Dir: Flurin and Silvan Giger
Swiss siblings Flurin and Silvan Giger’s crisply shot and loosely Haneke-esque Schächeris an affecting character study with eerie undertones, founded on Ernst Jacobi’s low-key central performance. It very much has the feel of filmmakers ready to deliver a feature debut, and indeed, the brothers, whose debut short Ruah played at Venice in 2016, are working on a feature which will shoot in 2019. It should be one to watch. This film achieves that rare feat where nothing much actually happens, and yet an atmosphere of tension and incipient violence is sustained throughout.
2. Hector Malot: The Last Day Of The Year
Dir: Jacqueline Lentzou
Jacqueline Lentzou’s Leica Cine Discovery Prize winning portrait of a young woman on December 31st delights in documenting seemingly quotidian moments, from singing along on your own to a pop song, to a friend’s laughter, or the texture of hair curled vulnerably in the nape of a neck.

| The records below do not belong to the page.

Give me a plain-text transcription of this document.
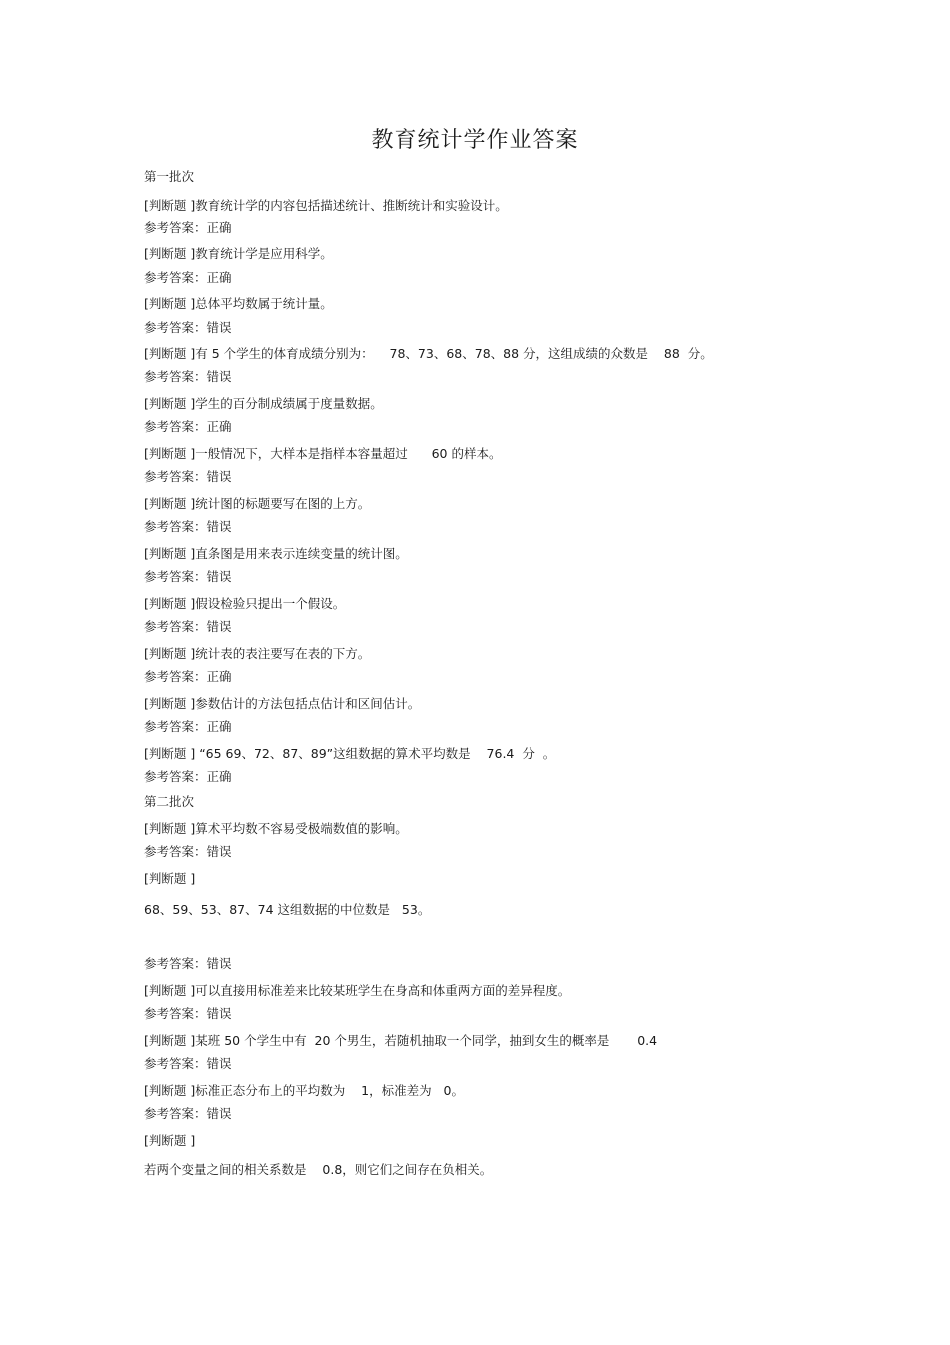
教育统计学作业答案
第一批次
[判断题 ]教育统计学的内容包括描述统计、推断统计和实验设计。
参考答案：正确
[判断题 ]教育统计学是应用科学。
参考答案：正确
[判断题 ]总体平均数属于统计量。
参考答案：错误
[判断题 ]有 5 个学生的体育成绩分别为：    78、73、68、78、88 分，这组成绩的众数是    88  分。
参考答案：错误
[判断题 ]学生的百分制成绩属于度量数据。
参考答案：正确
[判断题 ]一般情况下，大样本是指样本容量超过      60 的样本。
参考答案：错误
[判断题 ]统计图的标题要写在图的上方。
参考答案：错误
[判断题 ]直条图是用来表示连续变量的统计图。
参考答案：错误
[判断题 ]假设检验只提出一个假设。
参考答案：错误
[判断题 ]统计表的表注要写在表的下方。
参考答案：正确
[判断题 ]参数估计的方法包括点估计和区间估计。
参考答案：正确
[判断题 ] “65 69、72、87、89”这组数据的算术平均数是    76.4  分  。
参考答案：正确
第二批次
[判断题 ]算术平均数不容易受极端数值的影响。
参考答案：错误
[判断题 ]
68、59、53、87、74 这组数据的中位数是   53。
参考答案：错误
[判断题 ]可以直接用标准差来比较某班学生在身高和体重两方面的差异程度。
参考答案：错误
[判断题 ]某班 50 个学生中有  20 个男生，若随机抽取一个同学，抽到女生的概率是       0.4
参考答案：错误
[判断题 ]标准正态分布上的平均数为    1，标准差为   0。
参考答案：错误
[判断题 ]
若两个变量之间的相关系数是    0.8，则它们之间存在负相关。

The image-making is occasionally indulgent, but crescendos beautifully with a joyous final scene of a dog having a bath to Roxy music.
3. Pauline Enslaved
Dir: Charline Bourgeois-Tacquet
Openingwith a quote from Roland Barthes: “Am I in love? Yes, since I am waiting”, director Charline Bourgeois-Tacquet’s piquantly-observed drama wryly explores the politics of texting a lover. It should strike a chord with anyone who has ever gazed desperately at an ancient read receipt in their phone, trying to figure out whether to send a second message or wait it out.